Incoming justice secretary Jesus Crispin Remulla said on Thursday (July 28) that the NBI “is getting a very bad reputation on the matter” following “a lot” of industry complaints that NIB officers are engaging in hulidap, or extortion, when probing POGO operations.

“I told the NBI to stop activities against POGOs,” he told reporters in a mixture of English and Tagalog during a Rotary Club meeting in Manila. “The NIB was not ordinanced to raise money out of illegal activities.

“The NBI was not established to be used for only arresting foreigners or businessmen. We had to put a stop to that and right now,” Remulla said.

“I asked [NIB Officer in Charge Medardo] De Lemos to stop everybody from operating on POGOs because we are getting a very bad reputation on the matter.”

POGO licensees “kidnap each other”, “sue each other” and “in the end they’ll just settle with each other”, Remulla said. “So we are just wasting our time [getting involved]. We were just being dragged into the intramurals [internal matters], so we have to stop it.”

Remulla did not state if he had issued a formal instruction to prevent POGO investigations, or if accused officials are under investigation.

But he added: “We will only act if there is really a police matter that is necessary for us to police or for the NBI to work on, but in the meantime we will not do it because it may worsen the situation.”

Remulla’s extraordinary announcement hints at a turning point in government handling of foreign-facing online gaming licensees, whose advancing compliance requirements and tax audits under the administration of Rodrigo Duterte drove out numerous POGOs and service companies.

It also serves as a grim sequel of high-level malfeasance to a massive racket run by immigration officials throughout the Philippines’ largest airport, in which POGO and illegal online gaming employees from China were waved through immigration in exchange for bribes.
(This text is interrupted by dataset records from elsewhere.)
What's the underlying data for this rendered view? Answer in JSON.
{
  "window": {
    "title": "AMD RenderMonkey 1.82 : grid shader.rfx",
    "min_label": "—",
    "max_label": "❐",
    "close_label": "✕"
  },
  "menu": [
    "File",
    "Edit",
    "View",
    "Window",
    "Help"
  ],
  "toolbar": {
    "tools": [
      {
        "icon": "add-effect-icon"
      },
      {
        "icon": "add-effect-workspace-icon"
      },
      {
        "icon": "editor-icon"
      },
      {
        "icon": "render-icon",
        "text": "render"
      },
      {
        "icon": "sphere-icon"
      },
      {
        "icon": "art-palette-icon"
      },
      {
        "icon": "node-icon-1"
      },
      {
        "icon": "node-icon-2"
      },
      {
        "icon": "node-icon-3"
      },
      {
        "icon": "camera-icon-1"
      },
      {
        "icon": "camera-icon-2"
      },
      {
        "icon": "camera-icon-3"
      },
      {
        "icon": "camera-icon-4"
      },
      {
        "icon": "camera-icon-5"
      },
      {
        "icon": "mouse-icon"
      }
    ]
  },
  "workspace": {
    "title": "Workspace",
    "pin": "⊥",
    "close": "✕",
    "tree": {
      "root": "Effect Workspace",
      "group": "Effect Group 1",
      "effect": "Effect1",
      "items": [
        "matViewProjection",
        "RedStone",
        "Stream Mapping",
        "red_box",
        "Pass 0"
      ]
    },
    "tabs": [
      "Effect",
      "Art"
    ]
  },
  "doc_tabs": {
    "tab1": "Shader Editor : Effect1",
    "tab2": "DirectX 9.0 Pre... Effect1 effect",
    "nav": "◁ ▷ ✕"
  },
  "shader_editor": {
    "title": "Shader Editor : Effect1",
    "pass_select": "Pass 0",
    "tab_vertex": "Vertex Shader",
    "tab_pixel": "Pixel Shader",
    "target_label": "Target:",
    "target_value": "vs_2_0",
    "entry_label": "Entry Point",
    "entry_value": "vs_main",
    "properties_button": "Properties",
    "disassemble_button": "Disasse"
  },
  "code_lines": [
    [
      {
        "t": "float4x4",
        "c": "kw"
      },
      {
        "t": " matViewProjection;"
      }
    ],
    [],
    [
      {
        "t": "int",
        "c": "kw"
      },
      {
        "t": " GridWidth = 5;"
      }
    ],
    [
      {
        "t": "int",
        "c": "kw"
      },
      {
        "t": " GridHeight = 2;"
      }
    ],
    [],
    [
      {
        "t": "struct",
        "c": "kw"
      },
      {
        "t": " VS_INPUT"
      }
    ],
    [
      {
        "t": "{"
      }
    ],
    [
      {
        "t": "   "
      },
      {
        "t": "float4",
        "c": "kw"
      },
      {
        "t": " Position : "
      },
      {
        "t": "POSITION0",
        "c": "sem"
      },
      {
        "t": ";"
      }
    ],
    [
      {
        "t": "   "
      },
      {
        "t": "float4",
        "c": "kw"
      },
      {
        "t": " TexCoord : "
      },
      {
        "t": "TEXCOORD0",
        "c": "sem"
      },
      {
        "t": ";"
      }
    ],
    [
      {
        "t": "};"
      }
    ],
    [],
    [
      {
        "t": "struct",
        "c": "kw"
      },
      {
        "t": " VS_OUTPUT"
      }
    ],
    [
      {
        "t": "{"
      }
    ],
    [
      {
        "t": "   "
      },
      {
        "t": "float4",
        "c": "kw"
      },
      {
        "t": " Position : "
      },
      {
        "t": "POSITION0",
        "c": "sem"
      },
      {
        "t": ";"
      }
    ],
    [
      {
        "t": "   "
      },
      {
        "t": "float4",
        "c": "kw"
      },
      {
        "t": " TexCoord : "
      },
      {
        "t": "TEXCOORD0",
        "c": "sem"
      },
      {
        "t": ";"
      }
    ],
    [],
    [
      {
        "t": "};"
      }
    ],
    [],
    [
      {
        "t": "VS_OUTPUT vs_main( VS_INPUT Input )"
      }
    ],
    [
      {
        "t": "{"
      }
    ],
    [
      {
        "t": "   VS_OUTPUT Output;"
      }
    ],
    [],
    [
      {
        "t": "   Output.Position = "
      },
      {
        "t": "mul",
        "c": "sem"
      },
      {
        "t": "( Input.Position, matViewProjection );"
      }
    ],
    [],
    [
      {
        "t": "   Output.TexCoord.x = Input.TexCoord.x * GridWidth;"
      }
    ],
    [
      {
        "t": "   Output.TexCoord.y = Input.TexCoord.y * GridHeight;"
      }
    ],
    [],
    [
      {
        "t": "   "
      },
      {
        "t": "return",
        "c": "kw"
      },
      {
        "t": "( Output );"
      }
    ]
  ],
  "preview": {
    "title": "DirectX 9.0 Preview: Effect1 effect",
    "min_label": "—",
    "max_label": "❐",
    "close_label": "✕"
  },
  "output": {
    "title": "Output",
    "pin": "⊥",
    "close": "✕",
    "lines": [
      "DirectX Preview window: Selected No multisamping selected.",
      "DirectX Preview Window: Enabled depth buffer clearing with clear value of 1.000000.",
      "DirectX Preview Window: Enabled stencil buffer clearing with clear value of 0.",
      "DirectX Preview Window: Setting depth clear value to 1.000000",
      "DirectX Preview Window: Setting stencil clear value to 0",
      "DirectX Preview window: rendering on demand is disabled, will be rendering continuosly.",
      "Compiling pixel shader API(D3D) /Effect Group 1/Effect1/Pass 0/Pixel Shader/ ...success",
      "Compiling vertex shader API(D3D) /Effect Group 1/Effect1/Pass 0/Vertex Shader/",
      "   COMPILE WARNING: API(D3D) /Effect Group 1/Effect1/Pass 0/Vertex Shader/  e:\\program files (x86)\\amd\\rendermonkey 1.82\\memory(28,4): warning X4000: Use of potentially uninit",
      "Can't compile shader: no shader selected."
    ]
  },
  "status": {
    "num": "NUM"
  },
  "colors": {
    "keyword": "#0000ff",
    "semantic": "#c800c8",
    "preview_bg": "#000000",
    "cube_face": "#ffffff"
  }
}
The announcement comes within a month of the inauguration of President Ferdinand Marcos Jr. for his six-year term, and suggests that Marcos, like Duterte, will not be inclined to attack POGO licensees with the ferocity that Beijing has demanded since before the coronavirus pandemic began.

It also suggests that the Marcos government may be interested in the POGO segment restoring some of its lustre and earning power that suffered terribly under pressure from Beijing, pandemic labour restrictions, and bureaucratic scrutiny.

Marcos has yet to name the new chairman of gambling regulator PAGCOR, a key policy index on the future of online and land-based gaming in the Philippines.